Né à Barcelone en 1965, Albert Sanchez Pinol est l'auteur d'un essai et d'un recueil de nouvelles. Ses romans, La Peau froide (Actes Sud, 2004 ; Babel n°781) et Pandore au Congo (Actes Sud, 2007 ; Babel n° 1010) ont connu un succès international.


  • Les courts extraits de livres : 19/05/2010

Les événements semblent lointains aujourd'hui, mais tout a commencé il y a deux ans, par une nuit d'hiver. Au beau milieu du dîner, on entendit mugir la vache, qui était traite tous les matins. Mais, le soir, il lui arrivait de souffler de cette façon si pénible. On aurait dit un de ces coqs fous, qui chantent toute la journée, sauf au lever du soleil.
- Va la traire, m'ordonna mon père.
Il garda les yeux rivés sur son assiette, comme toujours quand il parlait en mangeant. Je ne voulais pas y aller. Il faisait un froid terrible et retable se trouvait à cinquante pas de la maison. J'y allai, bien sûr. Mon père était un colosse ; lui seul pouvait dire non à la maison. Avec grand-mère. Mais je parlerai de grand-mère plus tard.

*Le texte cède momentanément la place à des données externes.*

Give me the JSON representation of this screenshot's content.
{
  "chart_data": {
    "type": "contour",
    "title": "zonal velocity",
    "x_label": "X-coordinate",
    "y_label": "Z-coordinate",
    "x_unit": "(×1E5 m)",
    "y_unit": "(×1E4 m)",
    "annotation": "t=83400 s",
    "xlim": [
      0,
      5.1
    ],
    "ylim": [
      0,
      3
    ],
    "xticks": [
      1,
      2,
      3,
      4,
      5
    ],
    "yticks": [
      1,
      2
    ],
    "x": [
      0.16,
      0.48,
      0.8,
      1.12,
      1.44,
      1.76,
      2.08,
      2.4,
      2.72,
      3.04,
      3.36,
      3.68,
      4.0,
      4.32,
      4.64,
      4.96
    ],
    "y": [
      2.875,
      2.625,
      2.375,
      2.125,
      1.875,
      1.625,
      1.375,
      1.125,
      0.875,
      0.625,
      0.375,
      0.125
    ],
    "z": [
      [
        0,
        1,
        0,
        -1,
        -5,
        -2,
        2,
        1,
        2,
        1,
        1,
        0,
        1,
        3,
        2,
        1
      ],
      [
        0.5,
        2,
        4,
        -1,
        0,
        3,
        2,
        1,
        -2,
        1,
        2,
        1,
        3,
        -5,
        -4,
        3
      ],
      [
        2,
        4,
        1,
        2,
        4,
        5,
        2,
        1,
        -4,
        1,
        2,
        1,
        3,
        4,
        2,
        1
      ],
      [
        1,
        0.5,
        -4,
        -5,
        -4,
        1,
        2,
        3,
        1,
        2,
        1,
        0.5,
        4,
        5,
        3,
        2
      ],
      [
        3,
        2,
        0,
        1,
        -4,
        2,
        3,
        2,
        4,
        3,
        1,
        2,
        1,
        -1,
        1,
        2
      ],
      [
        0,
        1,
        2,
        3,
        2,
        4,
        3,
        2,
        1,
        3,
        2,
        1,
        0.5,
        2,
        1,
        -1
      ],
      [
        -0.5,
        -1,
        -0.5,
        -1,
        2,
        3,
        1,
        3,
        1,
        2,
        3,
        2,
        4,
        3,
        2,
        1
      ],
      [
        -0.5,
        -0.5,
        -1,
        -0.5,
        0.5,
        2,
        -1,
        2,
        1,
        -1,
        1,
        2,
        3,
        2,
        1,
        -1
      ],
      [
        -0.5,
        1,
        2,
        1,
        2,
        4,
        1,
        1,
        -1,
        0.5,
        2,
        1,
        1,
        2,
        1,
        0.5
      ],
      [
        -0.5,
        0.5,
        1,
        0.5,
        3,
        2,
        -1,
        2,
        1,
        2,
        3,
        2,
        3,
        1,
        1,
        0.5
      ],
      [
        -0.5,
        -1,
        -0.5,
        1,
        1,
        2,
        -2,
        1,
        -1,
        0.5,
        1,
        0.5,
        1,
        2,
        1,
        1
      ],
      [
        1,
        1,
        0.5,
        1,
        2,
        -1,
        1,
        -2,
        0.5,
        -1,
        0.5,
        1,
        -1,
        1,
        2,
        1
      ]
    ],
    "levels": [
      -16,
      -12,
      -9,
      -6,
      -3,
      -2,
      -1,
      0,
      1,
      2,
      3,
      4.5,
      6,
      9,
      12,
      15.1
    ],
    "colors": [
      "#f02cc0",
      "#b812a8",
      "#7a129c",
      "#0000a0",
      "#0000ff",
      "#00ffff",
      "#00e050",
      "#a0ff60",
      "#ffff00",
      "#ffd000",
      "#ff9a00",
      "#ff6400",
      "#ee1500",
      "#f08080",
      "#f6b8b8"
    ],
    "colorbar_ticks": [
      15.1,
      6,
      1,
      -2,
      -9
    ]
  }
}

Je pris le seau en métal et sortis. Mon Dieu, comme il faisait froid. Je m'en souviens encore. Je n'avais pas mis mes gants, ma peau faillit rester collée à l'anse. Ma bouche rejetait une vapeur pareille à de la fumée de bois vert. En arrivant, j'avais les doigts violacés.
J'entre dans l'étable et je dis : Ta gueule, sale vache ! (Ou peut-être : Ta gueule, saloperie de vache ! Je ne me souviens pas bien, jetais encore un gamin et j'aimais dire des gros mots quand mon père ne m'entendait pas.) Je m'assieds sur le tabouret, lui saisis les pis, ils sont secs. Je me lève, lui balance un coup de poing sur l'arrière-train et crie : Qu'est-ce que tu as à grogner, idiote de vache ? A cet instant, je me suis retourné. Je ne sais pas pourquoi, mais je me suis retourné.